ESPONTANEIDADE PROIBIDA
Demétrio Sena - Magé
Certa vez, ainda muito jovem, quando vendia livros de porta em porta, fui recebido por uma linda mulher de meia idade, nua. Era um apartamento na cobertura de um prédio na Zona Sul do Rio. Naquele tempo se podia entrar nos prédios para entregar encomendas, vender livros ou visitar, sem ser detalhadamente anunciado. Ela foi levemente surpreendida, mas não baqueou. Gentil e respeitosamente me convidou a entrar. Ao ver minha hesitação, pôs as mãos na cintura e disse firmemente: "Vem cá; ninguém aqui vai agarrar ninguém; certo?. Entrei, demonstrei meu catálogo, vendi uma enciclopédia, tomei água e saí.

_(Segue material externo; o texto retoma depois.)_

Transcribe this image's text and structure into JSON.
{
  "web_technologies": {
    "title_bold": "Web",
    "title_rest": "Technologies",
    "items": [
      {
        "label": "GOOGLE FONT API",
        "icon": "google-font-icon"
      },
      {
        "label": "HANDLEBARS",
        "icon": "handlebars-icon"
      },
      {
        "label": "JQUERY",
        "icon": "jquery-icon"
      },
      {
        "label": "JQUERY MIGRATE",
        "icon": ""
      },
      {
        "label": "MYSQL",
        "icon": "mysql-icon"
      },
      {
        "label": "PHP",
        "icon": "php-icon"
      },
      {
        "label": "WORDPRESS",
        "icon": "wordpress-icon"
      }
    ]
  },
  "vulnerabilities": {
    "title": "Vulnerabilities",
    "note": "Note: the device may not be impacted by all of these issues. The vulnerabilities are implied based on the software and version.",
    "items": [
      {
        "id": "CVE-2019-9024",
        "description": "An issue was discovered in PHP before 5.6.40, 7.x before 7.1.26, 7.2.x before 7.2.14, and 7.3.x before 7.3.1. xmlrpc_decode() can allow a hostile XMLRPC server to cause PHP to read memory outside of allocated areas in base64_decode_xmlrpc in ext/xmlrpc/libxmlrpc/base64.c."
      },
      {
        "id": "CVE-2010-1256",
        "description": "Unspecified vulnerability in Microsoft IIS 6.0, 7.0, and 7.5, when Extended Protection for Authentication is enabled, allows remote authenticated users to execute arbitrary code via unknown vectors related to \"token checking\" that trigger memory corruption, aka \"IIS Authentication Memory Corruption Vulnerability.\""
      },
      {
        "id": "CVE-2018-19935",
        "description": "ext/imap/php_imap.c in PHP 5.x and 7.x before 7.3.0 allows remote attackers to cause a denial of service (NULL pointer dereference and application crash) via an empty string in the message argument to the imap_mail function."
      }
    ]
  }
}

Até hoje não sei como aquela mulher desconhecida conseguiu identificar em mim um homem normal capaz de manter a compostura e não confundi-la com uma guloseima exposta. Era uma dama distinta e não queria uma transa. Teria demonstrado, se quisesse. E para mim, a nudez pura e simplesmente não era e nunca foi um convite, uma cantada nem uma insinuação. Apenas um comportamento espontâneo. Aquele dia foi a primeira das poucas vezes em minha vida, que tive contato com uma pessoa como eu, que não me porto assim cotidianamente, porque preciso respeitar o respeito - ou medo - instituído à ordem estabelecida na chamada civilização. É sempre um grande achado identificar em alguém aquele olhar - traduzido ou não em palavras - de: "Vem cá; ninguém aqui vai agarrar ninguém; certo?".